Cela se passe à l'espace d'art actuel « Le Radar » à Bayeux qui fête ses dix ans avec une remarquable exposition intitulée Deux temps/Trois mouvements (jusqu'au 4 juin). Sa présidente, Manuela Tetrel, souhaite notamment expérimenter avec les artistes en les invitant à s'approprier l'espace du Radar (trois niveaux d'une ancienne école en centre-ville) et de présenter « l'art en action ». Trois plasticiens ont répondu à l'appel de la commissaire, Justine Richard : Claude Cattelain, Natalia Jaime-Cortez et Réjane Lhôte. Tous trois renouvellent avec intelligence et sensibilité la pratique de la peinture, tous trois me semblent faire parfaitement écho aux réflexions de l'artiste Soizic Stokvis et de la philosophe Christine Buci-Glucksmann qui, en mars 2015, ont théorisé « l'esthétique des châteaux de sable » à propos de nouvelles pratiques de peinture hors tableau qui induisent le développement d'installations et d'interventions in situ. L'un des pionniers les plus connus de cette nouvelle peinture est Max Charvolen (né en 1946), plasticien mais aussi architecte ayant terminé sa formation dans l'agence d'Oscar Niemeyer à Rio, qui concrétise aujourd'hui son expérience de dialogue du corps avec l'espace aboutissant à une « figuration sans ressemblance » donnant une seconde peau au bâti se faisant volume mémorisant le lieu confié à l'artiste.

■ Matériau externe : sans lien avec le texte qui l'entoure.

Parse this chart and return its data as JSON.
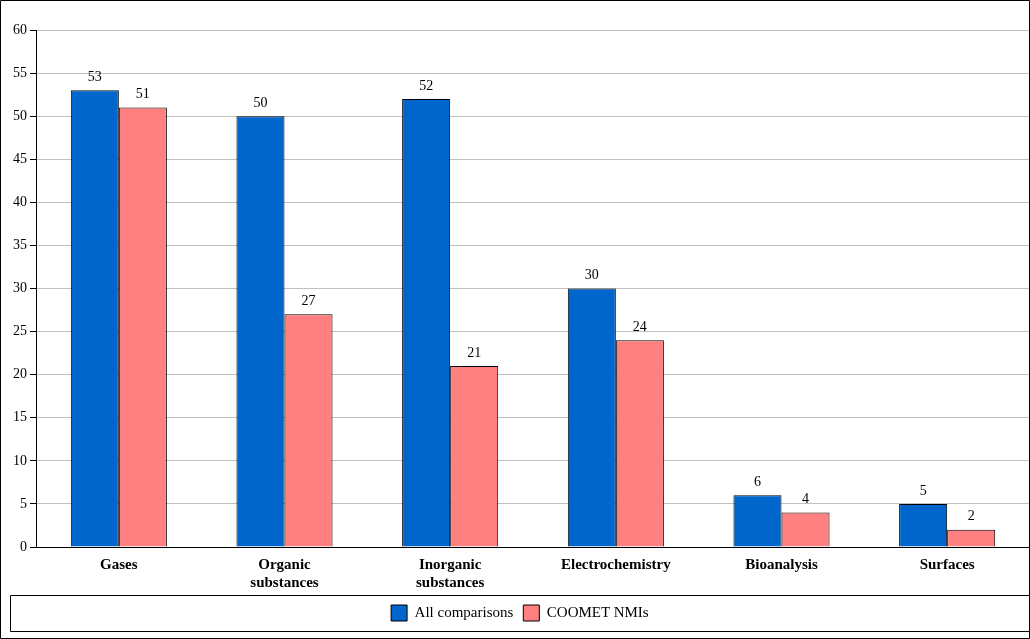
{
  "chart_data": {
    "type": "bar",
    "categories": [
      "Gases",
      "Organic substances",
      "Inorganic substances",
      "Electrochemistry",
      "Bioanalysis",
      "Surfaces"
    ],
    "series": [
      {
        "name": "All comparisons",
        "color": "#0066cc",
        "values": [
          53,
          50,
          52,
          30,
          6,
          5
        ]
      },
      {
        "name": "COOMET NMIs",
        "color": "#ff8080",
        "values": [
          51,
          27,
          21,
          24,
          4,
          2
        ]
      }
    ],
    "ylim": [
      0,
      60
    ],
    "yticks": [
      0,
      5,
      10,
      15,
      20,
      25,
      30,
      35,
      40,
      45,
      50,
      55,
      60
    ],
    "grid": "y",
    "legend": "bottom",
    "data_labels": true
  }
}
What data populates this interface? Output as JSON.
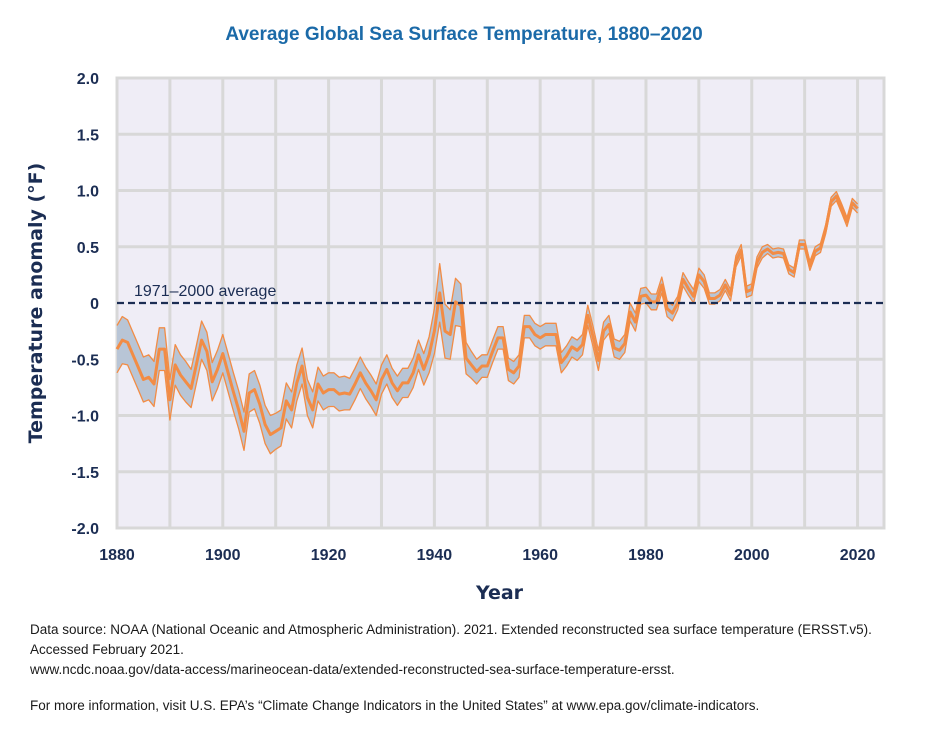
{
  "chart_data": {
    "type": "line",
    "title": "Average Global Sea Surface Temperature, 1880–2020",
    "xlabel": "Year",
    "ylabel": "Temperature anomaly (°F)",
    "xlim": [
      1880,
      2025
    ],
    "ylim": [
      -2.0,
      2.0
    ],
    "x_ticks": [
      1880,
      1900,
      1920,
      1940,
      1960,
      1980,
      2000,
      2020
    ],
    "x_tick_labels": [
      "1880",
      "1900",
      "1920",
      "1940",
      "1960",
      "1980",
      "2000",
      "2020"
    ],
    "y_ticks": [
      2.0,
      1.5,
      1.0,
      0.5,
      0,
      -0.5,
      -1.0,
      -1.5,
      -2.0
    ],
    "y_tick_labels": [
      "2.0",
      "1.5",
      "1.0",
      "0.5",
      "0",
      "-0.5",
      "-1.0",
      "-1.5",
      "-2.0"
    ],
    "grid": true,
    "x_grid_step": 10,
    "reference_line": {
      "value": 0,
      "label": "1971–2000 average",
      "style": "dashed"
    },
    "colors": {
      "line": "#f28c45",
      "band": "#b8c5d6",
      "plot_bg": "#efedf6",
      "grid": "#d8d8d8",
      "axis_text": "#1b2d53",
      "title": "#1b6aa8"
    },
    "series": [
      {
        "name": "Annual anomaly",
        "start_year": 1880,
        "values": [
          -0.41,
          -0.33,
          -0.35,
          -0.46,
          -0.57,
          -0.68,
          -0.66,
          -0.72,
          -0.41,
          -0.41,
          -0.86,
          -0.55,
          -0.64,
          -0.7,
          -0.76,
          -0.55,
          -0.33,
          -0.43,
          -0.7,
          -0.59,
          -0.45,
          -0.62,
          -0.79,
          -0.95,
          -1.14,
          -0.8,
          -0.77,
          -0.9,
          -1.08,
          -1.17,
          -1.14,
          -1.11,
          -0.87,
          -0.95,
          -0.71,
          -0.56,
          -0.84,
          -0.95,
          -0.72,
          -0.8,
          -0.77,
          -0.77,
          -0.81,
          -0.8,
          -0.81,
          -0.72,
          -0.62,
          -0.71,
          -0.78,
          -0.86,
          -0.68,
          -0.59,
          -0.71,
          -0.78,
          -0.71,
          -0.71,
          -0.62,
          -0.46,
          -0.59,
          -0.46,
          -0.25,
          0.09,
          -0.25,
          -0.28,
          0.01,
          -0.02,
          -0.49,
          -0.55,
          -0.61,
          -0.56,
          -0.56,
          -0.43,
          -0.31,
          -0.31,
          -0.59,
          -0.62,
          -0.56,
          -0.21,
          -0.21,
          -0.28,
          -0.31,
          -0.28,
          -0.28,
          -0.28,
          -0.53,
          -0.47,
          -0.39,
          -0.42,
          -0.37,
          -0.11,
          -0.3,
          -0.51,
          -0.25,
          -0.19,
          -0.4,
          -0.42,
          -0.36,
          -0.08,
          -0.17,
          0.06,
          0.07,
          0.01,
          0.01,
          0.16,
          -0.05,
          -0.09,
          0.0,
          0.21,
          0.13,
          0.06,
          0.25,
          0.19,
          0.04,
          0.04,
          0.07,
          0.16,
          0.07,
          0.37,
          0.47,
          0.1,
          0.12,
          0.36,
          0.45,
          0.48,
          0.44,
          0.45,
          0.44,
          0.3,
          0.27,
          0.52,
          0.52,
          0.33,
          0.46,
          0.49,
          0.66,
          0.9,
          0.95,
          0.84,
          0.72,
          0.89,
          0.84
        ]
      },
      {
        "name": "Uncertainty range (±)",
        "start_year": 1880,
        "half_width": [
          0.21,
          0.21,
          0.2,
          0.2,
          0.2,
          0.2,
          0.2,
          0.2,
          0.19,
          0.19,
          0.18,
          0.18,
          0.18,
          0.18,
          0.17,
          0.17,
          0.17,
          0.17,
          0.17,
          0.17,
          0.17,
          0.17,
          0.17,
          0.17,
          0.17,
          0.17,
          0.17,
          0.17,
          0.17,
          0.17,
          0.16,
          0.16,
          0.16,
          0.16,
          0.16,
          0.16,
          0.16,
          0.16,
          0.15,
          0.15,
          0.15,
          0.15,
          0.15,
          0.15,
          0.14,
          0.14,
          0.14,
          0.14,
          0.14,
          0.14,
          0.13,
          0.13,
          0.13,
          0.13,
          0.13,
          0.13,
          0.13,
          0.13,
          0.14,
          0.16,
          0.2,
          0.26,
          0.24,
          0.22,
          0.21,
          0.19,
          0.14,
          0.12,
          0.11,
          0.1,
          0.1,
          0.1,
          0.1,
          0.1,
          0.1,
          0.1,
          0.1,
          0.1,
          0.1,
          0.1,
          0.1,
          0.1,
          0.1,
          0.1,
          0.09,
          0.09,
          0.09,
          0.09,
          0.09,
          0.09,
          0.09,
          0.09,
          0.08,
          0.08,
          0.08,
          0.08,
          0.08,
          0.08,
          0.08,
          0.07,
          0.07,
          0.07,
          0.07,
          0.07,
          0.07,
          0.07,
          0.06,
          0.06,
          0.06,
          0.06,
          0.06,
          0.06,
          0.05,
          0.05,
          0.05,
          0.05,
          0.05,
          0.05,
          0.05,
          0.05,
          0.05,
          0.05,
          0.05,
          0.04,
          0.04,
          0.04,
          0.04,
          0.04,
          0.04,
          0.04,
          0.04,
          0.04,
          0.04,
          0.04,
          0.04,
          0.04,
          0.04,
          0.04,
          0.04,
          0.04,
          0.04
        ]
      }
    ]
  },
  "footer": {
    "source_line1": "Data source: NOAA (National Oceanic and Atmospheric Administration). 2021. Extended reconstructed sea surface temperature (ERSST.v5). Accessed February 2021.",
    "source_line2": "www.ncdc.noaa.gov/data-access/marineocean-data/extended-reconstructed-sea-surface-temperature-ersst.",
    "more_info": "For more information, visit U.S. EPA’s “Climate Change Indicators in the United States” at www.epa.gov/climate-indicators."
  }
}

C'est exactement ce que font les trois artistes du Radar. Je m'arrête à la prestation particulièrement significative de la jeune Réjane Lhôte dont les signes accueillent le visiteur sur la paroi de droite de l'espace du rez-de-chaussée avec une émouvante élégance. « Ces signes prennent l'aspect de formes noires très denses, écrit Justine Richard, dont les arêtes tranchantes se heurtent au vide des murs blancs. Ces représentations d'espaces fragmentés sont fragiles, en tension, elles menacent de rompre... » Réjane Lhôte s'intéresse à la charge émotionnelle du lieu qui lui est offert. Son travail traduit en dessin la sensation ressentie face à un espace. Ce dessin incarne le point de convergence et de circulation entre le corps et l'architecture, entre l'intériorisation et le déploiement. Elle a réalisé récemment une installation (LONDON, Office : in situ) par laquelle elle investissait une pièce mansardée et rejouait ses perspectives. Elle parvenait à une variation autour d'un volume qui avait été plié, déplié et replié. A cette occasion, comme au Radar, sa démarche était très comparable à celle de Charvolen au château de Kerguéhennec en 2015.
Avec Réjane Lhôte, Claude Cattelain et Natalia Jaime-Cortez, on peut dire que la peinture hors tableau parvient actuellement à son accomplissement. Il est intéressant de noter que cela est montré dans une ville de 14.000 habitants, prestigieuse certes sur le plan du patrimoine, mais qui malgré ses dimensions réduites a la volonté de prendre une part active à la vie de l'art contemporain. Le maire, Patrick Gomont, s'en félicitait avec raison lors de l'inauguration. Cette réussite tient à la passion désintéressée de volontaires (Manuela Tetrel est bénévole) et aux aides nécessaires de la ville, de la région, du département et de quelques établissements privés comme le Centre Leclerc. A l'heure où tant de lieux culturels sont menacés à cause de l'indifférence, voire l'hostilité de tant de responsables officiels, Le Radar est un exemple à suivre, un exemple trop rare, hélas.